Son ascension sociale, Elizabeth Warren, originaire d’une famille modeste de l’Oklahoma, la doit, dit-elle, à des études supérieures très peu onéreuses - 50 dollars par semestre, au début des années 70. Une opportunité trop rare, selon elle, dans un pays où les frais de scolarité s’élèvent aujourd’hui à plusieurs milliers, voire dizaines de milliers, de dollars par an.

Dès son arrivée au côté d’Obama, Elizabeth Warren commence à jouir d’une popularité solide à travers le pays. On plébiscite cette battante prête à en découdre avec Wall Street. En 2013, elle remporte le siège de sénatrice du Massachusetts et devient la première femme à occuper le poste dans cet Etat (elle a été réélue en 2018). Certains la rêvaient alors candidate pour la présidentielle de 2016 à la place de Hillary Clinton. Elle avait aussi été un temps pressentie pour être sa colistière.

«Clivante»

Désormais, d'aucuns voudraient plutôt la dissuader de se présenter. Populaire parmi les démocrates - 3 électeurs sur 5 la soutiendraient, selon un sondage réalisé mi-décembre par l'université de Quinnipiac (Connecticut) -, elle réaliserait un mauvais score à l'échelle du pays : 30 % d'opinions favorables contre 37 % en sa défaveur, les 43 % d'Américains restants n'ayant pas d'avis, révélateur d'un déficit de notoriété au niveau national. Elle arrive ainsi en troisième place derrière l'ancien vice-président Joe Biden et le populaire sénateur du Vermont, Bernie Sanders. On lui trouve une similarité pénalisante avec Hillary Clinton, alors même qu'elle est politiquement bien plus proche de Sanders. D'autres ne lui donnent que peu de chances dans un contexte où de jeunes figures démocrates émergent. «Elle a laissé passer sa chance en 2016» et «est devenue trop clivante», estimait, début décembre, un éditorial du Boston Globe, principal média de son fief.

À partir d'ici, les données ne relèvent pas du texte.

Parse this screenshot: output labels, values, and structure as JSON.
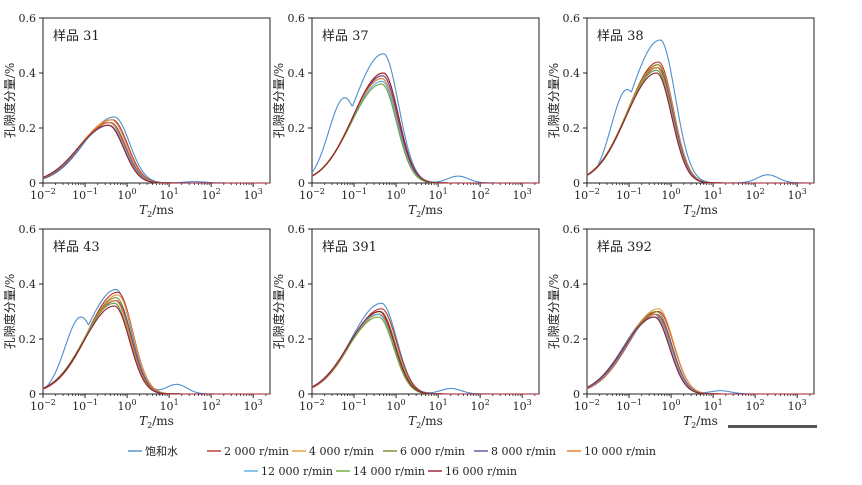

Elle s'est d'ailleurs attiré cet automne les critiques de son clan, ainsi que de la communauté amérindienne des Cherokees, après avoir publié des tests ADN pour prouver des origines indiennes remontant à plusieurs générations. Ce faisant, elle espérait clouer le bec de Trump qui l'a affublée du surnom moqueur de «Pocahontas» et l'accuse d'avoir menti sur ses ancêtres pour entrer à Harvard. En vain. Ce dernier feint désormais de se réjouir à l'idée qu'elle soit candidate. «J'espère qu'elle va faire un bon score. J'adorerais l'affronter», a-t-il commenté, narquois, sur Fox News.